Fin janvier, Elhia a fait une crise d’angoisse en voyant les unes des journaux sur un probable nouveau confinement. « C’est l’incertitude permanente. Je déteste l’incertitude », assène l’étudiante d’habitude calme derrière ses cheveux courts et ses fossettes. « Je déteste ne pas avoir les cartes en main. Je préfèrerais avoir un calendrier Covid jusqu’à 2023. Au moins, je ne me ferais pas d’idées. Je n’aurais pas de déception. Je saurais qu’il y a une raison pour laquelle je ne peux pas voir mes amis. »
La jeune Marseillaise est « très stressée de base » mais n’a jamais été angoissée à ce niveau-là, permanent. Samuel non plus n’a jamais « connu de passages comme celui-là ». Il n’« ose pas se projeter ». « Se projeter à quand ? », demande le naturaliste lyonnais, un peu énervé par la question sous ses longs cheveux frisés. Une définition ancienne de la dépression parlait d’« incapacité à anticiper », rappelle le psychiatre Patrick Lemoine : « On est déprimé parce qu’on ne voit pas d’avenir, donc on reste au lit, on procrastine. » Pour s’en sortir, le médecin conseille d’« avoir des projets, d’éprouver du plaisir, des sensations vivantes, qui disent que la vie est encore possible devant soi, même quand on a 90 ans ». Pas évident en ce moment justement de prévoir des sorties plaisantes ni des vacances, tellement les règles changent souvent. Et si ce manque de mouvement entre un présent qui peut sembler patiner et un futur proche qui a l’air difficile à appréhender participait à la baisse de moral des Covid-déprimés ?
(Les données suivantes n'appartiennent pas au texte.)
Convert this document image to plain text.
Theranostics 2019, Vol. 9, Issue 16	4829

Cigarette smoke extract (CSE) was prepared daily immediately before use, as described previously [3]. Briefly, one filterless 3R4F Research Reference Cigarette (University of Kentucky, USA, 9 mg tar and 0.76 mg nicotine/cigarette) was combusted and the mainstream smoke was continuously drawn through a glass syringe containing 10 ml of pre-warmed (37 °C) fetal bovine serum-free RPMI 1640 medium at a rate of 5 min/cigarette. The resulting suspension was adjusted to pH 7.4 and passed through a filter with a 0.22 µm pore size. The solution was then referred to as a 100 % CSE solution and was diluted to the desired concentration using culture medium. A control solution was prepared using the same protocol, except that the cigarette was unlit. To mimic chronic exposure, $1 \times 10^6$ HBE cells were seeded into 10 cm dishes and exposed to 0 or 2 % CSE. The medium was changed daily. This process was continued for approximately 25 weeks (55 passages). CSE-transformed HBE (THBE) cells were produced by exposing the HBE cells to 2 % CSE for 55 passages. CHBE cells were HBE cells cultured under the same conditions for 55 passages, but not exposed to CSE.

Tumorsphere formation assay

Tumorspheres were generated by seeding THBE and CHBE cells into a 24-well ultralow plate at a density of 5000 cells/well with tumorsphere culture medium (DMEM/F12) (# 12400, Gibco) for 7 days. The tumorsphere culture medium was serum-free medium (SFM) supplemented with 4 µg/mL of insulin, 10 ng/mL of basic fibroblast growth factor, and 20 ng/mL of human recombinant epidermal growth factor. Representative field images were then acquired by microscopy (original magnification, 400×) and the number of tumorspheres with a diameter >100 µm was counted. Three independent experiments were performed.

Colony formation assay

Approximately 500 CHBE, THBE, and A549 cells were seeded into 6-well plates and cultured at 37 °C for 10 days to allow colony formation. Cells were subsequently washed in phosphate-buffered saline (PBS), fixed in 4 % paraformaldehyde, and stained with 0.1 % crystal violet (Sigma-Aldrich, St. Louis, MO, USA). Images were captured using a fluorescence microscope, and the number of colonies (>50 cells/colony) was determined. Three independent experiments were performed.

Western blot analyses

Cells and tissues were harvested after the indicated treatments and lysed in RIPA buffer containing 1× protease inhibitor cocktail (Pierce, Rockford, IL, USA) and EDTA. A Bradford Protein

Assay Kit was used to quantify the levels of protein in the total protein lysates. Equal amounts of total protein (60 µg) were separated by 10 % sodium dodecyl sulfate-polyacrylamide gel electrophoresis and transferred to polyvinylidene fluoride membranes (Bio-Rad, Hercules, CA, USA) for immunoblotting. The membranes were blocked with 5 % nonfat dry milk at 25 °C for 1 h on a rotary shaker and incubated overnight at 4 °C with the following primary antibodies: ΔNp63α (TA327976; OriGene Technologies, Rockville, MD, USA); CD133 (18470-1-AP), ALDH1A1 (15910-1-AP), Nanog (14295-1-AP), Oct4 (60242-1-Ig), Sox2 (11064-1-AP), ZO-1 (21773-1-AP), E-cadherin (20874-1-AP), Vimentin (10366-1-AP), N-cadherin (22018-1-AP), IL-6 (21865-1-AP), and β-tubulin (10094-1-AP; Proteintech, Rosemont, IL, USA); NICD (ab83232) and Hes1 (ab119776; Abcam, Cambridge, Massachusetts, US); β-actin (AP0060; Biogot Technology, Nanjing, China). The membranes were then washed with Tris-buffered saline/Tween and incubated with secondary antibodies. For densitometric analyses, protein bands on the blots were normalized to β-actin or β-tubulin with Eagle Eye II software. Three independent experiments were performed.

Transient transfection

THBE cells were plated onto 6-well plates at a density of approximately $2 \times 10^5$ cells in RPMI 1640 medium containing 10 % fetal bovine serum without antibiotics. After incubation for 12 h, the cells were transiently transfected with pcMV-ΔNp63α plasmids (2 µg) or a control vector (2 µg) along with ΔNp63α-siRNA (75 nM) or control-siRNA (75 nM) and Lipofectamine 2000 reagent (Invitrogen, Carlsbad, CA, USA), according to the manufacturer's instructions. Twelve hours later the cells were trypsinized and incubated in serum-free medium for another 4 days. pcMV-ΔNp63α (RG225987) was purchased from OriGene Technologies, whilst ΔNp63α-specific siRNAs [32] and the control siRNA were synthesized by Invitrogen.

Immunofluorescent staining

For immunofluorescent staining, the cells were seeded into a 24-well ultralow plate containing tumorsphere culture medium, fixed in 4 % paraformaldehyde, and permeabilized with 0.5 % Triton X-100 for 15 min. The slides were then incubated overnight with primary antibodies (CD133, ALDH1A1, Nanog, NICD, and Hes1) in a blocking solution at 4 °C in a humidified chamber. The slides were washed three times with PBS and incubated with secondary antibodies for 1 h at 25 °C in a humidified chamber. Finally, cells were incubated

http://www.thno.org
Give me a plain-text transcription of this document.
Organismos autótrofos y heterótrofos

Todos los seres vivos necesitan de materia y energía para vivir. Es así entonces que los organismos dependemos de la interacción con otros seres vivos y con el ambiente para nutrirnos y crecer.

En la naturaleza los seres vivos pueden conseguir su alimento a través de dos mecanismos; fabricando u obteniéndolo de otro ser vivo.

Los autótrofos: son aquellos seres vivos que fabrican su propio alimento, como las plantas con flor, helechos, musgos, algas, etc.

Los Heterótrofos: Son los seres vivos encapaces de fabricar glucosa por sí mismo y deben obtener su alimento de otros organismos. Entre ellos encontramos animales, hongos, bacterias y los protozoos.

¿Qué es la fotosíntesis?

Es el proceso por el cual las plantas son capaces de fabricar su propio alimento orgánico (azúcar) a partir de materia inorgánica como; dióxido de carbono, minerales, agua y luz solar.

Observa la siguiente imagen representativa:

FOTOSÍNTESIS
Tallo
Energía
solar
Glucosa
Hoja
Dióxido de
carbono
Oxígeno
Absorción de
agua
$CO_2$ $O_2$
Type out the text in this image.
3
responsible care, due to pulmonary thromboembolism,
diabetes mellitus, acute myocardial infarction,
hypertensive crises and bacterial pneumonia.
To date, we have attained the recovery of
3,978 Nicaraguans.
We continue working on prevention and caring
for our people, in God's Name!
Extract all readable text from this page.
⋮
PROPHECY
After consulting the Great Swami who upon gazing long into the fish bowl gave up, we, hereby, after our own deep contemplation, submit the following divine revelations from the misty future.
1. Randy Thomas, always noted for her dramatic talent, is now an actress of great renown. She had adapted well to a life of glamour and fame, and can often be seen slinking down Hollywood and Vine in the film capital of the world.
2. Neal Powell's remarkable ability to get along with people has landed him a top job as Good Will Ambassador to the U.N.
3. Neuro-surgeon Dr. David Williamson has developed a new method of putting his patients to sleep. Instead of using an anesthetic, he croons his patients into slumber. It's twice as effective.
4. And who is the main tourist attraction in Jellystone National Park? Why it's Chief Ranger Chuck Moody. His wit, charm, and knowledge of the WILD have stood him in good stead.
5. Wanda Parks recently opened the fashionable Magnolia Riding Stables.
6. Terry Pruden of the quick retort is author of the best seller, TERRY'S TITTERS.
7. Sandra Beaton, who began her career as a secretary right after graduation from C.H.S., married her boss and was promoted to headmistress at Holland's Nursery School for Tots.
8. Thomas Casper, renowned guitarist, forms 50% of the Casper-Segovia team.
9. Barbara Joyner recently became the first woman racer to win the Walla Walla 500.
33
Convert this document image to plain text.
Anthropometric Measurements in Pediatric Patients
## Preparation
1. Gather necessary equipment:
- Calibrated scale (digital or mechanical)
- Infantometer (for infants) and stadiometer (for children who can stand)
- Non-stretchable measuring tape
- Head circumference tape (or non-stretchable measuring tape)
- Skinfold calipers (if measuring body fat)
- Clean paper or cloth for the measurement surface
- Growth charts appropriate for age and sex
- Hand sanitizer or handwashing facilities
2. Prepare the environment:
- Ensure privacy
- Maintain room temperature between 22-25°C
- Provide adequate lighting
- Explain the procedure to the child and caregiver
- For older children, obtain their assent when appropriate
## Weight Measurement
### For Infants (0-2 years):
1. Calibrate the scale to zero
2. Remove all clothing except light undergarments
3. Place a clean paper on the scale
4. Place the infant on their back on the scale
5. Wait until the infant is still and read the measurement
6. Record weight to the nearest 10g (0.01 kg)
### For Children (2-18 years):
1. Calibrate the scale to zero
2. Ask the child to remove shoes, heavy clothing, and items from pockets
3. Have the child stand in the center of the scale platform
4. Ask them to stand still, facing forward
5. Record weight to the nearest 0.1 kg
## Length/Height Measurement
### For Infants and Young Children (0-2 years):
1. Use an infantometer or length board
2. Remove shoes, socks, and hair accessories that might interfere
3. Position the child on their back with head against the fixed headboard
Je suis très anxieuse habituellement sur tout ce qui est noté, évalué, soumis à un résultat, mais pas dans mon quotidien. Maintenant, c’est la vie qui m’angoisse.
« Avant, j’arrivais à me contrôler, raconte Elhia à propos de son anxiété. Si je passais une semaine relou, je pouvais penser au chouette week-end que j’avais en perspective. Mais aujourd’hui, même le chouette week-end peut être annulé ! » Avant, son entourage pouvait lui dire aussi : « Arrête de t’angoisser. Tu fais de bonnes études, tes parents vont bien, tu as un appartement… » Mais « ça n’est plus valable », soupire l’étudiante marseillaise, actuellement en stage à Paris. Désormais, plus rien n’est sûr. Faire de bonnes études et trouver un bon stage ne garantissent plus de trouver un travail, se dit-elle dans les mauvais moments. Elhia croit parfois être seule à éprouver ce sentiment. « Mais quand j’en parle, je découvre que la plupart de mes copines sont en grosse angoisse par rapport au futur. C’est difficile de s’en remettre aux diplômes maintenant. » Difficile de trouver « du stable », du sûr, du rassurant.

Même la santé n’est plus garantie, déplore la jeune femme.